Although Kenya’s economy expanded by 6.3 per cent last year, its fastest growth in over five years, the low number of jobs it created in the formal sector raises major policy concerns.
The 2019 Economic Survey released revealed that the economy created 840,600 new jobs in 2018, the bulk of which went to the informal sector. Only 78,400 jobs were created in the formal sector.
The Jubilee government unveiled its four pillar development agenda last year and it has not clearly defined the role or impact they are expected to have on creation of jobs among the youth since the government has failed to engaged the lot.
The government must now review its youth development strategy as it rolls out the four pillars to ensure that the jobs created are sustainable. For instance, value addition in agricultural produce and manufacturing would create new jobs for youth and in turn bring more people in the tax bracket.
Although some mechanisms are in place for coordination of youth interventions in the country, there is need for meaningful collaboration and engagement among the stakeholders, mainstreaming the youth affairs in all the sectors of the economy.
This has been a strong missing link, which has negatively affected the programs the government has put in place to empower youth.
For instance, there is no clear policy measures and programs to ensure that youth get the 30 per cent of the all the government procurement — the biggest consumer in the economy.
Even with various funding programmes in place, challenges of lack of enough capital among the youth and great creativity they have demonstrated to harbor, the government has continually failed to engage them sufficiently.
there is need for meaningful collaboration and engagement among the stakeholders, mainstreaming the youth affairs in all the sectors of the economy.

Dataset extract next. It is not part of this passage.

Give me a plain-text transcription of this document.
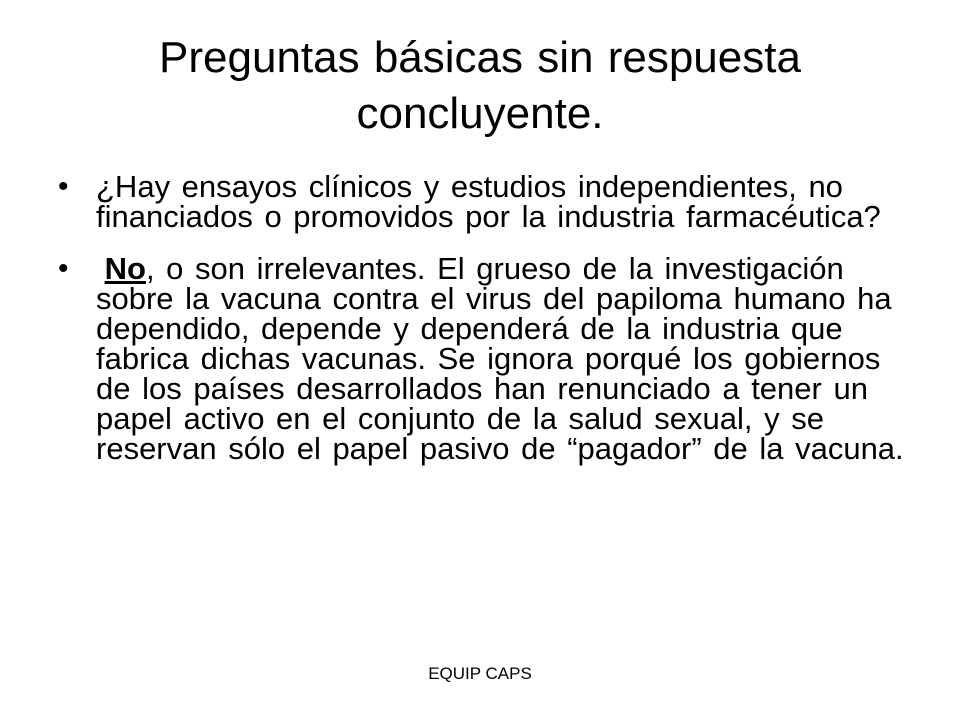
Preguntas básicas sin respuesta concluyente.
• ¿Hay ensayos clínicos y estudios independientes, no financiados o promovidos por la industria farmacéutica?
• No, o son irrelevantes. El grueso de la investigación sobre la vacuna contra el virus del papiloma humano ha dependido, depende y dependerá de la industria que fabrica dichas vacunas. Se ignora porqué los gobiernos de los países desarrollados han renunciado a tener un papel activo en el conjunto de la salud sexual, y se reservan sólo el papel pasivo de “pagador” de la vacuna.
EQUIP CAPS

Without youth-centered planning, budgeting and development, and without youth contribution, it will be a formidable challenge for Kenya to realize the nation’s development goals.

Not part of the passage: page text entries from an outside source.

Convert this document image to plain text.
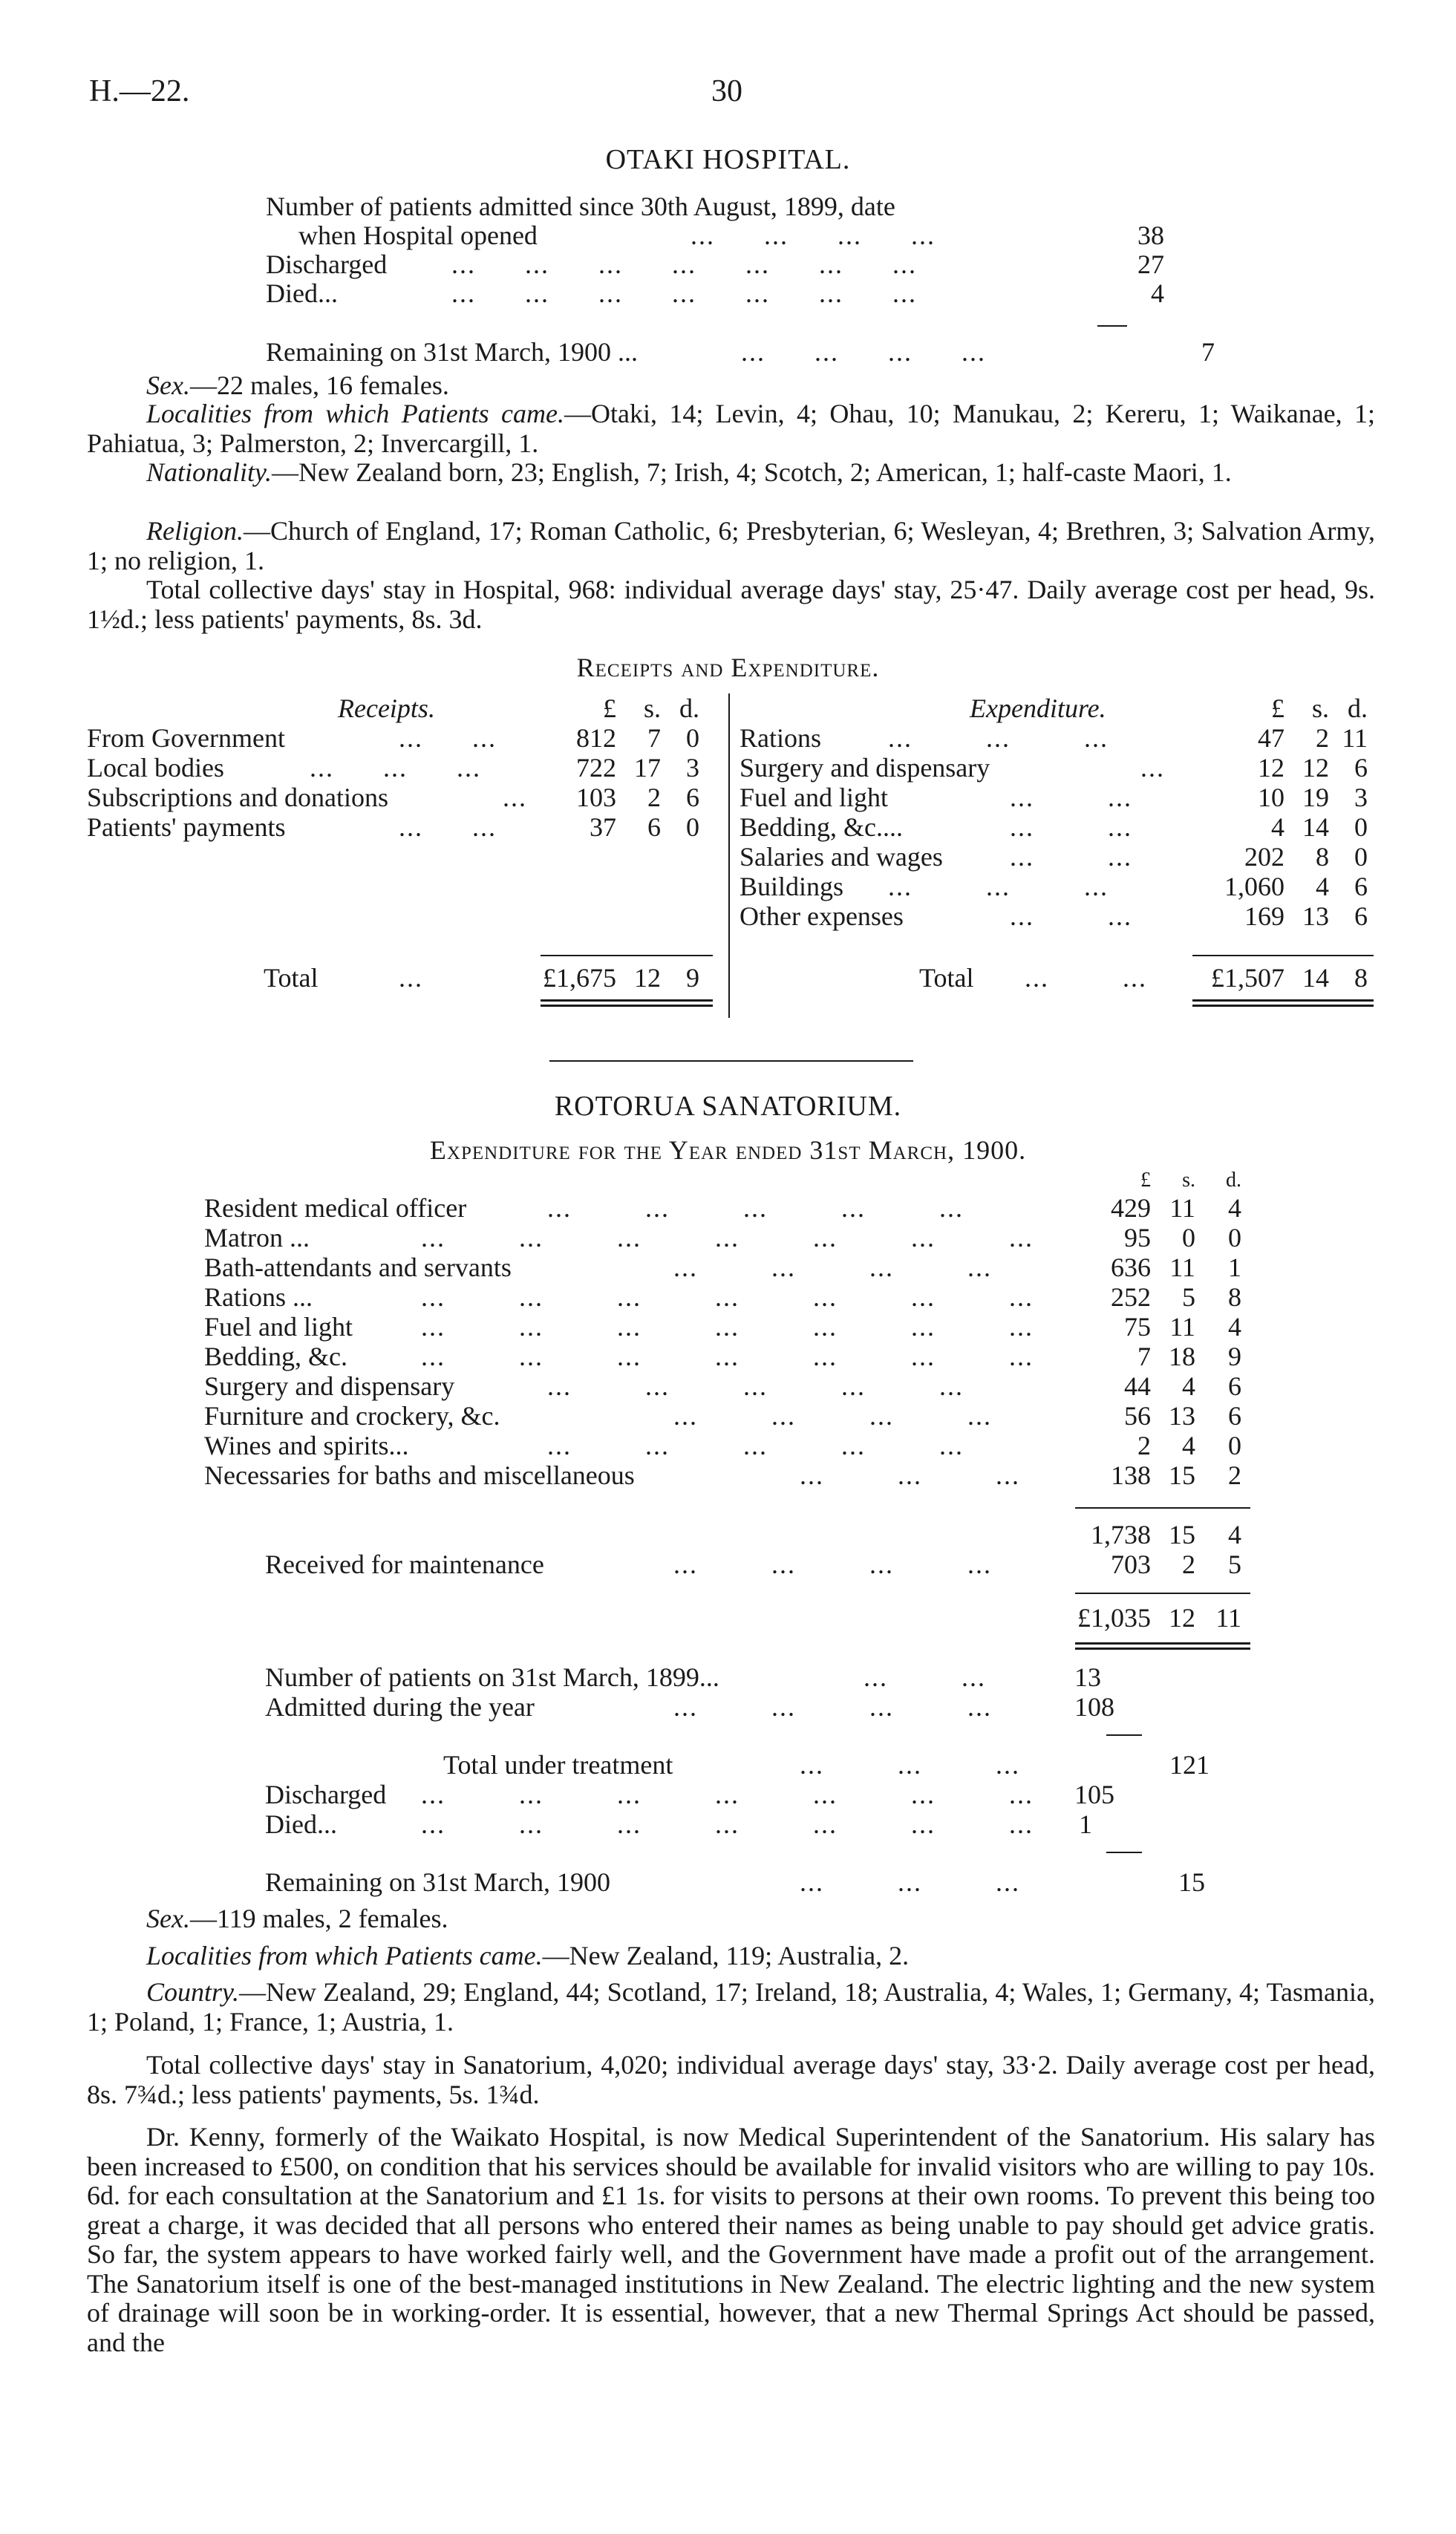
H.—22.	30
OTAKI HOSPITAL.
Number of patients admitted since 30th August, 1899, date
when Hospital opened	...      ...      ...      ...	38
Discharged ...      ...      ...      ...      ...      ...      ...	27
Died...	...      ...      ...      ...      ...      ...      ...	4
Remaining on 31st March, 1900 ...	...      ...      ...      ...	7
Sex.—22 males, 16 females.
Localities from which Patients came.—Otaki, 14; Levin, 4; Ohau, 10; Manukau, 2; Kereru, 1; Waikanae, 1; Pahiatua, 3; Palmerston, 2; Invercargill, 1.
Nationality.—New Zealand born, 23; English, 7; Irish, 4; Scotch, 2; American, 1; half-caste Maori, 1.
Religion.—Church of England, 17; Roman Catholic, 6; Presbyterian, 6; Wesleyan, 4; Brethren, 3; Salvation Army, 1; no religion, 1.
Total collective days' stay in Hospital, 968: individual average days' stay, 25·47. Daily average cost per head, 9s. 1½d.; less patients' payments, 8s. 3d.
Receipts and Expenditure.
Receipts.	£	s. d.
From Government	...      ...	812	7 0
Local bodies	...      ...      ...	722 17 3
Subscriptions and donations	...	103	2 6
Patients' payments	...      ...	37	6 0
Total	...	£1,675 12 9
Expenditure.	£	s. d.
Rations ...         ...         ...	47	2 11
Surgery and dispensary	...	12 12 6
Fuel and light	...         ...	10 19 3
Bedding, &c....	...         ...	4 14 0
Salaries and wages	...         ...	202	8 0
Buildings ...         ...         ...	1,060	4 6
Other expenses	...         ...	169 13 6
Total ...         ...	£1,507 14 8
ROTORUA SANATORIUM.
Expenditure for the Year ended 31st March, 1900.
£	s.	d.
Resident medical officer	...         ...         ...         ...         ...	429 11	4
Matron ...	...         ...         ...         ...         ...         ...         ...	95	0	0
Bath-attendants and servants	...         ...         ...         ...	636 11	1
Rations ...	...         ...         ...         ...         ...         ...         ...	252	5	8
Fuel and light	...         ...         ...         ...         ...         ...         ...	75 11	4
Bedding, &c.	...         ...         ...         ...         ...         ...         ...	7 18	9
Surgery and dispensary	...         ...         ...         ...         ...	44	4	6
Furniture and crockery, &c.	...         ...         ...         ...	56 13	6
Wines and spirits...	...         ...         ...         ...         ...	2	4	0
Necessaries for baths and miscellaneous	...         ...         ...	138 15	2
1,738 15	4
Received for maintenance	...         ...         ...         ...	703	2	5
£1,035 12 11
Number of patients on 31st March, 1899...	...         ...	13
Admitted during the year	...         ...         ...         ...	108
Total under treatment	...         ...         ...	121
Discharged ...         ...         ...         ...         ...         ...         ... 105
Died...	...         ...         ...         ...         ...         ...         ... 1
Remaining on 31st March, 1900	...         ...         ...	15
Sex.—119 males, 2 females.
Localities from which Patients came.—New Zealand, 119; Australia, 2.
Country.—New Zealand, 29; England, 44; Scotland, 17; Ireland, 18; Australia, 4; Wales, 1; Germany, 4; Tasmania, 1; Poland, 1; France, 1; Austria, 1.
Total collective days' stay in Sanatorium, 4,020; individual average days' stay, 33·2. Daily average cost per head, 8s. 7¾d.; less patients' payments, 5s. 1¾d.
Dr. Kenny, formerly of the Waikato Hospital, is now Medical Superintendent of the Sanatorium. His salary has been increased to £500, on condition that his services should be available for invalid visitors who are willing to pay 10s. 6d. for each consultation at the Sanatorium and £1 1s. for visits to persons at their own rooms. To prevent this being too great a charge, it was decided that all persons who entered their names as being unable to pay should get advice gratis. So far, the system appears to have worked fairly well, and the Government have made a profit out of the arrangement. The Sanatorium itself is one of the best-managed institutions in New Zealand. The electric lighting and the new system of drainage will soon be in working-order. It is essential, however, that a new Thermal Springs Act should be passed, and the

Mainstreaming youth agenda is a key step towards ensuring integration, equity and inclusion of youth in the national governance and economic development.
This is about meaningful adult-youth engagement and respect for young people’s opinions and contribution. Transforming youth-adult power relationships is critical to addressing their plight.
It is clear that young people’s social, economic and political rights cannot be met by discrete youth empowerment strategies. Youth mainstreamed policies complement the focus of discrete youth policies managed by the youth.
This gives forth a proactive youth sector, with effective, results-based management and monitoring and evaluation mechanisms that influence national and sub-national planning.
To improve youth welfare, there is a need to create an independent Ministry for Youth Affairs. Integrating youth affairs in various ministries has not worked out well.
Also, the full and proper implementation of the revised National Youth Policy is needed. And finally, is the need to overhaul and revamp the Youth Council in line with the National Youth Council (NYC) Act 2009, in which the council is anchored.